Right here in Williamson County there is a program that is helping wounded veterans put their lives back together and save some very majestic animals. The program is called the Mustang Mentor Program and it is a part of the Mustang Heritage Foundation.
They have a live adoption auction event planned at their Williamson County facilities this April 26th from 10:00am to 1:00pm. It’s a Saturday, so it would be a great opportunity for you and your family to drop by and get to know these good folks. You might just leave with a beautiful horse.
Located a short drive east of Georgetown, Texas, the program doesn’t end at helping our wounded warriors get back on their feet, it is also a way for this amazing group to accomplish its other goal, and that is to facilitate the successful adoption of American mustangs.
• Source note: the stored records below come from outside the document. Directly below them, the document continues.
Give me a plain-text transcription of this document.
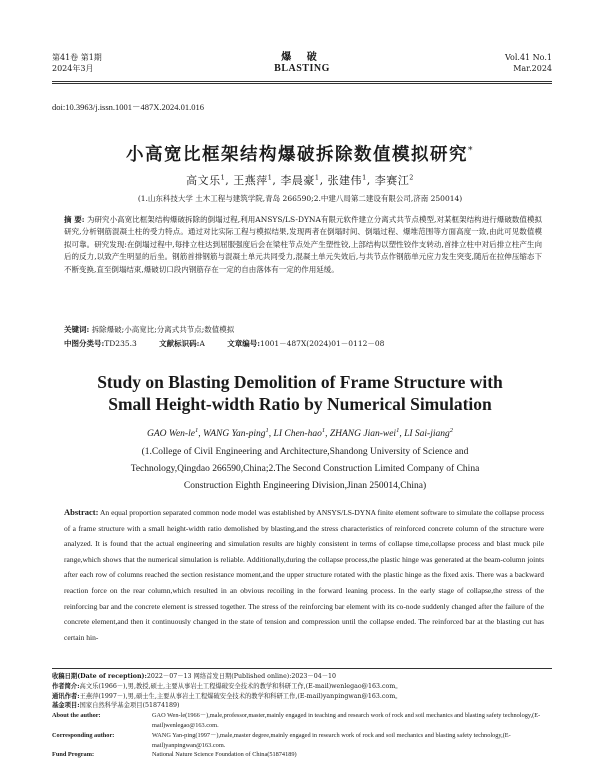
第41卷 第1期
2024年3月
爆 破
BLASTING
Vol.41 No.1
Mar.2024
doi:10.3963/j.issn.1001－487X.2024.01.016
小高宽比框架结构爆破拆除数值模拟研究*
高文乐$^1$, 王燕萍$^1$, 李晨豪$^1$, 张建伟$^1$, 李赛江$^2$
(1.山东科技大学 土木工程与建筑学院,青岛 266590;2.中建八局第二建设有限公司,济南 250014)
摘 要: 为研究小高宽比框架结构爆破拆除的倒塌过程,利用ANSYS/LS-DYNA有限元软件建立分离式共节点模型,对某框架结构进行爆破数值模拟研究,分析钢筋混凝土柱的受力特点。通过对比实际工程与模拟结果,发现两者在倒塌时间、倒塌过程、爆堆范围等方面高度一致,由此可见数值模拟可靠。研究发现:在倒塌过程中,每排立柱达到屈服强度后会在梁柱节点处产生塑性铰,上部结构以塑性铰作支转动,首排立柱中对后排立柱产生向后的反力,以致产生明显的后坐。钢筋首排钢筋与混凝土单元共同受力,混凝土单元失效后,与共节点作钢筋单元应力发生突变,随后在拉伸压缩态下不断变换,直至倒塌结束,爆破切口段内钢筋存在一定的自由落体有一定的作用延缓。
关键词: 拆除爆破;小高宽比;分离式共节点;数值模拟
中图分类号:TD235.3	文献标识码:A	文章编号:1001－487X(2024)01－0112－08
Study on Blasting Demolition of Frame Structure with
Small Height-width Ratio by Numerical Simulation
GAO Wen-$le^1$, WANG Yan-ping$^1$, LI Chen-hao$^1$, ZHANG Jian-wei$^1$, LI Sai-jiang$^2$
(1.College of Civil Engineering and Architecture,Shandong University of Science and Technology,Qingdao 266590,China;2.The Second Construction Limited Company of China Construction Eighth Engineering Division,Jinan 250014,China)
Abstract: An equal proportion separated common node model was established by ANSYS/LS-DYNA finite element software to simulate the collapse process of a frame structure with a small height-width ratio demolished by blasting,and the stress characteristics of reinforced concrete column of the structure were analyzed. It is found that the actual engineering and simulation results are highly consistent in terms of collapse time,collapse process and blast muck pile range,which shows that the numerical simulation is reliable. Additionally,during the collapse process,the plastic hinge was generated at the beam-column joints after each row of columns reached the section resistance moment,and the upper structure rotated with the plastic hinge as the fixed axis. There was a backward reaction force on the rear column,which resulted in an obvious recoiling in the forward leaning process. In the early stage of collapse,the stress of the reinforcing bar and the concrete element is stressed together. The stress of the reinforcing bar element with its co-node suddenly changed after the failure of the concrete element,and then it continuously changed in the state of tension and compression until the collapse ended. The reinforced bar at the blasting cut has certain hin-
收稿日期(Date of reception): 2022－07－13 网络首发日期(Published online):2023－04－10
作者简介: 高文乐(1966－),男,教授,硕士,主要从事岩土工程爆破安全技术的教学和科研工作,(E-mail)wenlegao@163.com。
通讯作者: 王燕萍(1997－),男,硕士生,主要从事岩土工程爆破安全技术的教学和科研工作,(E-mail)yanpingwan@163.com。
基金项目: 国家自然科学基金项目(51874189)
About the author:	GAO Wen-le(1966－),male,professor,master,mainly engaged in teaching and research work of rock and soil mechanics and blasting safety technology,(E-mail)wenlegao@163.com.
Corresponding author:	WANG Yan-ping(1997－),male,master degree,mainly engaged in research work of rock and soil mechanics and blasting safety technology,(E-mail)yanpingwan@163.com.
Fund Program:	National Nature Science Foundation of China(51874189)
The Bureau of Land Management – part of the federal government – has the job of trying to manage the wild mustang and burro population roaming the western United States. It would be great just to let these wild and beautiful creatures range freely, but the grazing pressure they exert on the fragile western US ecology is significant.
Wild mustang and burro herds are culled regularly to reduce that grazing pressure. The captured horses are held by the BLM and made available for adoption. It is hoped that these horses and burros can be trained for use as companion animals, or even as a service animal for use on a farm or ranch.
The Mustang Mentor Program accomplishes this training or “gentling” with the help of former military personnel. The fit is perfect and mutually beneficial.
It’s stressful enough serving in the military far away from home and family, but quite often those keeping us safe have to deal with some very bad people who are trying to cause them great harm. The whole process for those serving can get a little overwhelming. It is not unusual for a veteran who has returned home safe and sound to find that the transition from the battle field to civilian life can be more than challenging.
The Mustang Mentor Program pairs a veteran with a totally wild mustang. The veteran and the horse have about 100 days to work out their partnership with the goal of turning the formally wild horse into an animal that can be successfully adopted.
This process is win-win because while the veteran is gentling the horse, the horse is accomplishing much the same thing in the veteran. The program was piloted in 2013 and it was so successful that the first full program was initiated this February and will wrap up in April with the auction of the first group of six trained and gentled horses.
Byron Hogan, Program Coordinator of the Mustang Heritage Foundation here in Williamson County, encourages all local residents to come out on April 26th to not only take advantage of the chance to adopt a tamed mustang, but also to get the chance to meet the veterans who worked so hard to get these noble animals to a place of safety.